La calidad de los alimentos deshidratados que son distribuidos en los planteles educativos del país salió nuevamente a relucir con la queja de padres de familia de la escuela de Toza, en el distrito de Natá, en Coclé.
Holger Saltos Vera tiene una hija que estudia en este colegio, la cual enfermó con problemas estomacales luego de consumir la comida.
Saltos comentó que desde hace un mes se registra esa situación y que la administración de la escuela tiene conocimiento de ello.
“Yo probé ese alimento y me provocó malestar.
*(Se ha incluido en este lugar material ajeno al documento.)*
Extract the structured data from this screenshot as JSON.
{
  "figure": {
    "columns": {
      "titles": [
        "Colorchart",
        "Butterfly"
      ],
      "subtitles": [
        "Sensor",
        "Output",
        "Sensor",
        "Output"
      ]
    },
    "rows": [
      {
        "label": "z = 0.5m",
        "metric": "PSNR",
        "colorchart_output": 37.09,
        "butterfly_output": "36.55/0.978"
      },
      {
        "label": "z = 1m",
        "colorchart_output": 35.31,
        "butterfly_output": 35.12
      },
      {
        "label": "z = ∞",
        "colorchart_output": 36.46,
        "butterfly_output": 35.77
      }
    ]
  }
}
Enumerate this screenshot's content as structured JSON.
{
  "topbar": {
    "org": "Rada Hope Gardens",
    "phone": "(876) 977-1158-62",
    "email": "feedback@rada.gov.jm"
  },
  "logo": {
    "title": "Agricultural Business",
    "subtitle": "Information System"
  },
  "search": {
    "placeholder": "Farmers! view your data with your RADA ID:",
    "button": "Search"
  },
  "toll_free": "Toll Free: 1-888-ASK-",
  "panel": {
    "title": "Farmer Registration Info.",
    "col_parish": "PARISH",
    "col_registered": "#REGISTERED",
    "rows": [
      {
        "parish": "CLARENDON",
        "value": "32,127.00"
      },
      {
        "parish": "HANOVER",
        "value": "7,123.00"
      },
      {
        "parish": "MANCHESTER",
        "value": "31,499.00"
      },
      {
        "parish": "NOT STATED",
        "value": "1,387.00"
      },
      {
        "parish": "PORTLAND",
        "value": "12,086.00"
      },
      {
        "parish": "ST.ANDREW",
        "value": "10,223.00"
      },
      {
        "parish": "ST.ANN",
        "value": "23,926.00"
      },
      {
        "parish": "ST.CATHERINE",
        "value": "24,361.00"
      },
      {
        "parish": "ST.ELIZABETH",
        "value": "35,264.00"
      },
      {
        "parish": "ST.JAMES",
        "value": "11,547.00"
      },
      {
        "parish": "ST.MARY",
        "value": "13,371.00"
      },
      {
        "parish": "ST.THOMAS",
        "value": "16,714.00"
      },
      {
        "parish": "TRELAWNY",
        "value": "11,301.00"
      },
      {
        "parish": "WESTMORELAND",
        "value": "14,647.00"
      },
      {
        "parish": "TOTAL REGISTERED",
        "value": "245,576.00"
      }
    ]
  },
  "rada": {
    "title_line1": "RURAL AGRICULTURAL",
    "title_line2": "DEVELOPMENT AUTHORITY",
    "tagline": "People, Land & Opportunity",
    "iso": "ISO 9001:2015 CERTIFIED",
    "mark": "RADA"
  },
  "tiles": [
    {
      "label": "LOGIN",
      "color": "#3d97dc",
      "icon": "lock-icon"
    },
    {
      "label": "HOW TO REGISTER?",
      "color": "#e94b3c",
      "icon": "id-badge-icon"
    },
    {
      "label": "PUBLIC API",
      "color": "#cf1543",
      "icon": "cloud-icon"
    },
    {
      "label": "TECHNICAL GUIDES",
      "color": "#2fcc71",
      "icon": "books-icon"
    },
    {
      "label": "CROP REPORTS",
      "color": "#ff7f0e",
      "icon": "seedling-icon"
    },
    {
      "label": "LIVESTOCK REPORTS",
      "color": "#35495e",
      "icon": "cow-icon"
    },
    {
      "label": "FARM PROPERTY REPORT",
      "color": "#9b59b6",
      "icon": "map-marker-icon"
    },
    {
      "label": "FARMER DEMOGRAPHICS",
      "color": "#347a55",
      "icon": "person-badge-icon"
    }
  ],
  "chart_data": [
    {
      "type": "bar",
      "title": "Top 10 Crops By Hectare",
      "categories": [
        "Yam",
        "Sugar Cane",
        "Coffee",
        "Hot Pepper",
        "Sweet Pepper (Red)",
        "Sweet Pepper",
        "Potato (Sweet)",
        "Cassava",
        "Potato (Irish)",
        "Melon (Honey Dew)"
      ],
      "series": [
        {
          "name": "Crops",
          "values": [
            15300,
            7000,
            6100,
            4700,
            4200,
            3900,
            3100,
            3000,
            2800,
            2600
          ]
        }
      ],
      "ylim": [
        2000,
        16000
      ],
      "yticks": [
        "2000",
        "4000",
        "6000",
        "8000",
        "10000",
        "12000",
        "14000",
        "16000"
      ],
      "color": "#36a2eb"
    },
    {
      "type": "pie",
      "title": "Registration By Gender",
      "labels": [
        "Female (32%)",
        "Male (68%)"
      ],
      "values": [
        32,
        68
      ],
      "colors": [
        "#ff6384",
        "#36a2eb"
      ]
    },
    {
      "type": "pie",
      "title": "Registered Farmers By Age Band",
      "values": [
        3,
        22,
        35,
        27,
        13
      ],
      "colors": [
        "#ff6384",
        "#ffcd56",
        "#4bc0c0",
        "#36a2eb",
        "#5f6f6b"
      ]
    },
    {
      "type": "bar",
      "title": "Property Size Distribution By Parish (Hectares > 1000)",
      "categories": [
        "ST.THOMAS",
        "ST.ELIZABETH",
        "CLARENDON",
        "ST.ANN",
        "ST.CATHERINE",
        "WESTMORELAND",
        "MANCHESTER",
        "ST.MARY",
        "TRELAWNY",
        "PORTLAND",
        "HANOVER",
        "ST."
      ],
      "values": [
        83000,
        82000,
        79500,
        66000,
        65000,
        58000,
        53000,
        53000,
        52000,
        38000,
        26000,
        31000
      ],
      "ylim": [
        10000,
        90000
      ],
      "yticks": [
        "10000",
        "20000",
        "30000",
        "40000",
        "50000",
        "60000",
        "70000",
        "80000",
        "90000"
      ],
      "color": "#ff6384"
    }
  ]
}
Si a uno como adulto le causa ese efecto, qué se puede esperar en un niño”, expresó.
Mientras tanto, Amalia Sevillano, madre de familia de este plantel, estimó que esa situación debe ser denunciada ya que los únicos afectados serán sus hijos.
Contó que su hija de 10 años se ha quejado de dolores estomacales y siempre después de que la consume.
La primera denuncia sobre la calidad de estos alimentos que distribuye el Programa de Ayuda Nacional (PAN) se originó en Veraguas el pasado mayo, precisamente en escuelas de seis distritos de la provincia.
En aquella ocasión se registraron cuadros de diarrea y vómito en estudiantes que consumieron el arroz con pollo de manufactura brasileña, pero luego residentes de otras comunidades desmintieron la información.
Sobre el caso de Toza, se quiso conocer la opinión de otros padres de familia de la escuela primaria, pero de seis acudientes consultados ninguno supo qué decir.
En el puesto de salud de Toza, la encargada del local comentó que han sido atendidos niños con casos de problemas estomacales, pero no aducen que el nuevo alimento sea la causa del malestar.
Omaira Chanis, directora de la escuela de Toza, negó el hecho y fue clara al señalar que si se estuviera dando el caso, sería la primera en dar la voz de alerta ante las autoridades educativas.
Etelvia Lozano, directora regional del Ministerio de Educación (Meduca) de Coclé, negó que haya llegado una queja formal a su oficina de la supuesta anomalía.
Según el director provincial del PAN, Daniel Nieto, desde que se empezó a distribuir este tipo de comida, solo recibieron el reclamo de padres de familia de un plantel del distrito de La Pintada, y Toabré de Penonomé el año pasado, pero la situación fue subsanada.
Defendió las virtudes alimenticias de esta comida y consideró que tal vez sea un choque de cultura lo que está ocurriendo y que “es más fácil para ellos comer arroz con frijoles que este tipo de comida”.
La recomendación que hizo el funcionario a los padres de familia es que intenten desarrollar alguna metodología de mejoramiento, como el agregarle otros ingredientes o eliminarle aquello que consideran es el elemento que hace la comida muy salada o les esté haciendo daño.